The Wind's Fierce (La cólera del viento, La collera del vento, also known as Revenge of Trinity, Trinity Sees Red and The Wind's Anger) is a 1970 Spanish-Italian western-drama film written and directed by Mario Camus.

==Plot==
Andalusia, the late nineteenth century. Wealthy landowner Don Antonio hires two assassins, Marcos and Jacobo, to infiltrate a group of peasant revolutionaries and kill the leaders.
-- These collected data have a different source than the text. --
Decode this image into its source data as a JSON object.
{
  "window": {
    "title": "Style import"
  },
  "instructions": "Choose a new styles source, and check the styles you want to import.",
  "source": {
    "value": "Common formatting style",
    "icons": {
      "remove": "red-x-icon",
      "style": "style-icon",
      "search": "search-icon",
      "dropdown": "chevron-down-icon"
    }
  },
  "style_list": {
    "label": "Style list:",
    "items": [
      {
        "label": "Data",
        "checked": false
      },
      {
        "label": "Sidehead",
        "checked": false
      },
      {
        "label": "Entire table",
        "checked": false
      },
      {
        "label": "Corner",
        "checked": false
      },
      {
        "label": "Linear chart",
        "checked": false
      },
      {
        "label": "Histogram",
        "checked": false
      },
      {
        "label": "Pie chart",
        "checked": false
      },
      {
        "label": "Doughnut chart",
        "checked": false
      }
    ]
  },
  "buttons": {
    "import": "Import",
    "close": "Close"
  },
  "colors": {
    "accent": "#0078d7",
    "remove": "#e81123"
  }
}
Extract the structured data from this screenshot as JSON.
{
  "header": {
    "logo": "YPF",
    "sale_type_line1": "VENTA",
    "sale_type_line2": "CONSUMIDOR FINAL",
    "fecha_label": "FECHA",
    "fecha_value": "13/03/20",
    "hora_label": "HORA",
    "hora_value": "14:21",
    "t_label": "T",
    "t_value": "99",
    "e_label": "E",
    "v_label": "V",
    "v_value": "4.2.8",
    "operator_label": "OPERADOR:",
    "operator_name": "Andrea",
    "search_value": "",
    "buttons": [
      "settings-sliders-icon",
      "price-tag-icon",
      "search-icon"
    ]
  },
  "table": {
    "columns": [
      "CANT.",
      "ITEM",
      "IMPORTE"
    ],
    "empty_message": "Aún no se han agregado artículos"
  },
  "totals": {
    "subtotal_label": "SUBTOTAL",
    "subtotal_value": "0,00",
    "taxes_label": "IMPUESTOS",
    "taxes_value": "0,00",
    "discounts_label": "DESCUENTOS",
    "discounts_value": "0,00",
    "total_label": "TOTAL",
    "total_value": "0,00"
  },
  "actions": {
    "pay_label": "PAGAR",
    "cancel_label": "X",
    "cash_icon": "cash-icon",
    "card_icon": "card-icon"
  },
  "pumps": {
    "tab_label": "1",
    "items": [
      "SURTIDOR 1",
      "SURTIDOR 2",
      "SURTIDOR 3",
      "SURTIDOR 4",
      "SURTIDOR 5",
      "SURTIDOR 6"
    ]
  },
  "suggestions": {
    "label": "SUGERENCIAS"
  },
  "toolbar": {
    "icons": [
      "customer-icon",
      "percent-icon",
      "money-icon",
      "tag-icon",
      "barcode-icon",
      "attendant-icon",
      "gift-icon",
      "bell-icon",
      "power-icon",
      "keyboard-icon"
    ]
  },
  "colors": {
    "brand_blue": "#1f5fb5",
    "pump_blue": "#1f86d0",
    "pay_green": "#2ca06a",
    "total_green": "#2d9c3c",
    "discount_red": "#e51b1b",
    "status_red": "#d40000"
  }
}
After falling in love with the rebel Soledad, Marcos has a change of heart and decides to unite with the peasants.

==Cast==

- Terence Hill as Marcos
- Maria Grazia Buccella as Soledad
- Mario Pardo as Jacobo
- Máximo Valverde as Ramón
- Fernando Rey as Don Antonio
- Ángel Lombarte as José
- William Layton as Don Lucas
- Manuel Alexandre as Agustín
- Manuel de Blas as Rafael

==Reception==
Although set in Spain, this film is often classified as a spaghetti-western due to themes, scenes and settings deliberately evocative of the western genre.

Terence Hill gives a dramatic performance in his last film before attaining international stardom with They Call Me Trinity. After the success of that movie, The Wind's Fierce was re-released in many countries as a "Trinity" sequel and misleadingly marketed as a comedy.